37 The nature of the relationship between Mr Joyce and Abov Service Co Pty Ltd bears strong similarities to the relationship between courier company and courier considered in Hollis v Vabu Pty Ltd (t/as Crisis Couriers) (2001) 181 ALR 263. Indeed, there are some additional factors present in this case that add weight to the argument that Mr Joyce, if not an employee, was a representative of Abov Service Co Pty Ltd. Mr Joyce was provided a motor vehicle which was owned and maintained by Abov Service Co Pty Ltd. Abov Service Co Pty Ltd was responsible for the running costs of the vehicle. Those factors were not present in the case of Hollis.
38 Mr Joyce could hardly be said to be involved in his own independent enterprise. He did not operate a separate business or own any tools of trade. He could be required to wear a uniform which was provided by Abov Service Co Pty Ltd. He worked 97 shifts for Abov Service Co Pty Ltd over a period of less than six months.
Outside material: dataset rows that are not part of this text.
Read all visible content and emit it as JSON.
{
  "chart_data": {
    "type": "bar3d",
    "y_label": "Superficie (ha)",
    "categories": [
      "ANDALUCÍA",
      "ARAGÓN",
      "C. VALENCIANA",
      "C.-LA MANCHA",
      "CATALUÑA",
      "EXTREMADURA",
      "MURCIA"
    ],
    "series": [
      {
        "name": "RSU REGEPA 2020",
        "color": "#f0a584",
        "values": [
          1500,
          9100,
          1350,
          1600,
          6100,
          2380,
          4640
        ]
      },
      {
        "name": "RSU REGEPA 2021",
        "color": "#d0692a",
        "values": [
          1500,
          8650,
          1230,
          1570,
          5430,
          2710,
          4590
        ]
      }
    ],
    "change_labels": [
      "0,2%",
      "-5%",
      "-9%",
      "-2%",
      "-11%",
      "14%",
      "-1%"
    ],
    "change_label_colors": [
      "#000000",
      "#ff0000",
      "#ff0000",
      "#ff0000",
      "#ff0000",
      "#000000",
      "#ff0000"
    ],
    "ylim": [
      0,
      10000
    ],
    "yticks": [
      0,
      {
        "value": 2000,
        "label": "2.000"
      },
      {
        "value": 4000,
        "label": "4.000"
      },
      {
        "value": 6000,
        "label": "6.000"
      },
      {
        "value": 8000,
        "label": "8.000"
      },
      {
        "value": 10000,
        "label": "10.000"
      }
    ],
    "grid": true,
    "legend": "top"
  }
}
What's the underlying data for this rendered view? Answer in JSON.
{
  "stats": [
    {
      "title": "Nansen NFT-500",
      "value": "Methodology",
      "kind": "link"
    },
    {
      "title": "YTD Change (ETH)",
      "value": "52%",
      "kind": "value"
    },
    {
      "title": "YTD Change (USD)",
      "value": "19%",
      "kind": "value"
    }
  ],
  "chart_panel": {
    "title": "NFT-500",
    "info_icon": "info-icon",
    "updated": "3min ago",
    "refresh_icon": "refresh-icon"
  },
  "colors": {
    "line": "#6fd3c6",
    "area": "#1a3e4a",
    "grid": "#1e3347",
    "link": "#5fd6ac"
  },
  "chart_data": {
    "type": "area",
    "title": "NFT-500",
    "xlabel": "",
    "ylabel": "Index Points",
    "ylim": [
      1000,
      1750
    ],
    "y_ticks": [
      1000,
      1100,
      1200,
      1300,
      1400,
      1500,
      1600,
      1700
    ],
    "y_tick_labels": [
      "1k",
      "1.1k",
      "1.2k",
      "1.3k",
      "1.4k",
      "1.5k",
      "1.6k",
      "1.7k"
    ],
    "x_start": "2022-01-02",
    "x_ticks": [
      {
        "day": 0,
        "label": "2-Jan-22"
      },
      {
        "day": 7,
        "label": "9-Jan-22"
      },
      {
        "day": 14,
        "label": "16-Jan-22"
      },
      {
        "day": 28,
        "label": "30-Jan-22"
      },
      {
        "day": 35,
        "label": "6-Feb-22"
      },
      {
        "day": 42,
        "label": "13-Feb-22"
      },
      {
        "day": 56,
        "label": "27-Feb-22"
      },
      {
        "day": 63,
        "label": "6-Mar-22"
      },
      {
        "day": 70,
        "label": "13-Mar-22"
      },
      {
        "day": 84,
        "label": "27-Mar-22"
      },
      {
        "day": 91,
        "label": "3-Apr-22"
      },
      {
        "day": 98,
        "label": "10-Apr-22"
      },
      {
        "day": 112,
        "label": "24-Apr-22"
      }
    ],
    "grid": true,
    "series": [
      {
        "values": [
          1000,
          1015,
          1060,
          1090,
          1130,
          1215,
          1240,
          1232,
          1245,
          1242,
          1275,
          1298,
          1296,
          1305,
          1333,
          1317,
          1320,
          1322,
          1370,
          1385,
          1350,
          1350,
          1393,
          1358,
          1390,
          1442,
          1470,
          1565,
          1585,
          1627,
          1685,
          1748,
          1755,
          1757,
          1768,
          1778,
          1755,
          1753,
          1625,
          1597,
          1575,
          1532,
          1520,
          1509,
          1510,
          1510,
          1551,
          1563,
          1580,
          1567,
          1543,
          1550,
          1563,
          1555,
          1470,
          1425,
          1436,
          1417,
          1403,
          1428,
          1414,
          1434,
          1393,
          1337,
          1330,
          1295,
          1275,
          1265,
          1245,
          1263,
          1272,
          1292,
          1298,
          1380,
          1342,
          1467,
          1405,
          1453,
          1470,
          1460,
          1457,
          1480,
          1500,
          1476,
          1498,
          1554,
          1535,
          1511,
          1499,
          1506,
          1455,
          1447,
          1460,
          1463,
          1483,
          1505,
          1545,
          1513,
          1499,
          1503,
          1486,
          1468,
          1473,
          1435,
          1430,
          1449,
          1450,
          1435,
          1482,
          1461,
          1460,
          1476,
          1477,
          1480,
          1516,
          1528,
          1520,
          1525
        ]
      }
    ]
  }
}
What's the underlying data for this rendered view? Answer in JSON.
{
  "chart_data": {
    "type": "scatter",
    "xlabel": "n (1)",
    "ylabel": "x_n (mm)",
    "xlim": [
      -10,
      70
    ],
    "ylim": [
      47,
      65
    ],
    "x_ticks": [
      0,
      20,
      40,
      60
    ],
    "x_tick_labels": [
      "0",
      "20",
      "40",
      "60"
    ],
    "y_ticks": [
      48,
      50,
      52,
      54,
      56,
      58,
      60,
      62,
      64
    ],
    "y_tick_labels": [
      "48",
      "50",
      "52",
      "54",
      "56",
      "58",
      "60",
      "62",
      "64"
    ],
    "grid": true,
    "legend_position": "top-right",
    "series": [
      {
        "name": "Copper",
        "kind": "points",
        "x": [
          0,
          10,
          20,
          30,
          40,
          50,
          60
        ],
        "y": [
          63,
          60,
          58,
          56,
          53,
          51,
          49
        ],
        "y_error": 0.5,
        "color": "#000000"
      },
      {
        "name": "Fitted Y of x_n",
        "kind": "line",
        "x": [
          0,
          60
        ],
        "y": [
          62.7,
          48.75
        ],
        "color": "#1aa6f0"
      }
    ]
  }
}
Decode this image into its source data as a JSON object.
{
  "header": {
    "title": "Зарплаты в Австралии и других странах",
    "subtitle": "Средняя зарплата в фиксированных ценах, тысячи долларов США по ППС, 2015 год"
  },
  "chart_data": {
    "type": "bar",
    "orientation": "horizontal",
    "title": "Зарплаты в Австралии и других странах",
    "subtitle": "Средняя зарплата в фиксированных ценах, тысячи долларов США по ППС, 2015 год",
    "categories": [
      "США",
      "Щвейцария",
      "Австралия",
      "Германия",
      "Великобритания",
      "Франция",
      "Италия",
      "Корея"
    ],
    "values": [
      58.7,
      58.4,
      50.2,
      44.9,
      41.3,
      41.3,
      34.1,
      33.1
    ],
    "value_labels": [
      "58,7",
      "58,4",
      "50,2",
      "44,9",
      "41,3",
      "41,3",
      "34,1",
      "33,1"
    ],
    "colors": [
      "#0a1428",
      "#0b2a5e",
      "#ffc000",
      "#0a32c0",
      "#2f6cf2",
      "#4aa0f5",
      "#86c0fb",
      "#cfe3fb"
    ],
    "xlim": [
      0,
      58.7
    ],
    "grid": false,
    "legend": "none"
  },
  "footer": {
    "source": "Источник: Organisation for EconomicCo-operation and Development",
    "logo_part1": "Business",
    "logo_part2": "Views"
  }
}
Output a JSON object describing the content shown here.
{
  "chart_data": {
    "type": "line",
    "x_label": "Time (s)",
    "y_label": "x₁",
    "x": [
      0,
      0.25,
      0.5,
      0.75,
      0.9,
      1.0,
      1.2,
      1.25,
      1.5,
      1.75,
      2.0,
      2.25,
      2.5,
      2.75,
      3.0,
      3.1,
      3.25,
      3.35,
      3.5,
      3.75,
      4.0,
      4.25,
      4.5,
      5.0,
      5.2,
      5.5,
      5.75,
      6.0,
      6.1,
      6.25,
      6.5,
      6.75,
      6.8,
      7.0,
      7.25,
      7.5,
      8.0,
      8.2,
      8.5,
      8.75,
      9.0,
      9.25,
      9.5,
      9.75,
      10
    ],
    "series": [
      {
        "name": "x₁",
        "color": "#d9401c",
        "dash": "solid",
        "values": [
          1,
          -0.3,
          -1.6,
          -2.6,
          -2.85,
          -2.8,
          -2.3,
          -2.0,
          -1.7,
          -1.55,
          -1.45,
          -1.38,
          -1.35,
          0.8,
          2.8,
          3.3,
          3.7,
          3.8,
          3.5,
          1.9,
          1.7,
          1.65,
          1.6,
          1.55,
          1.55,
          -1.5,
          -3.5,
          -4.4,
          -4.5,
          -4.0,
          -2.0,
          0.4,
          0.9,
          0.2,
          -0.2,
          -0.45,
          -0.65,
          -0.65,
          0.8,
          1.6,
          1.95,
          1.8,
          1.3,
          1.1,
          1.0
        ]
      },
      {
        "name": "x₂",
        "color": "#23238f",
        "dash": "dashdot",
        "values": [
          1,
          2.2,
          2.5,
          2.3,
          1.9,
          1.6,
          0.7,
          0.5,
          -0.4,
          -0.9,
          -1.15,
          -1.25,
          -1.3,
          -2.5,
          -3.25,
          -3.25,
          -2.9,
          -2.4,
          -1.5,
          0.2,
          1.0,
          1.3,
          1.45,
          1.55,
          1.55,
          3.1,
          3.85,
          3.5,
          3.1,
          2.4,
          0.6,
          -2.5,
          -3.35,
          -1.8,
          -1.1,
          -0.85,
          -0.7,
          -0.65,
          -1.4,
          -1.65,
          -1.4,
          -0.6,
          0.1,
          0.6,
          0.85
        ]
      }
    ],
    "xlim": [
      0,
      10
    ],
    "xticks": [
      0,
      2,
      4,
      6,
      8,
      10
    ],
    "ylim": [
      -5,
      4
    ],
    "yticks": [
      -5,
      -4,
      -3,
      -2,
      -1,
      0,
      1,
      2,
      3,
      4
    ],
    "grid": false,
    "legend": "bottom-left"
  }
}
The pay-in amounts were determined by Abov Service Co Pty Ltd rather than the taxi driver offering a service as an independent contractor.
39 Abov Services Co Pty Ltd does not have a mere interest or concern in Mr Joyce carrying out his duties. It is the primary function of Abov Service’s operations and essential for its continuing business and commercial profit. The Court is of the view that these factors would satisfy the conditions referred to by Cullinan J in Davis v Scott. There is also no doubt that in view of the reasoning of McHugh J that he would readily find that there was an agency relationship on same the basis that he did in Scott v Davis.
40 This Court considers itself constrained by the decision of the Federal Court that arrangements of this type are not an employer/employee relationship and makes no finding on this point. However, the Court is satisfied from the significant level of general control that Abov Services Co Pty Ltd retained in determining the scope of work done by Mr Joyce and the manner in which it was carried out that Mr Joyce represented Abov Service Co Pty Ltd while undertaking these duties and that he was operating within the scope of his agency at the time of the collision. The service of Mr Joyce was retained for the commercial benefit of Abov Services. Accordingly, the Court finds that Abov Service Co Pty Ltd is vicariously liable for the negligent conduct of its agent.
41 The Court will enter a verdict and judgment in favour of the Plaintiff against the first Defendant together with costs and interest.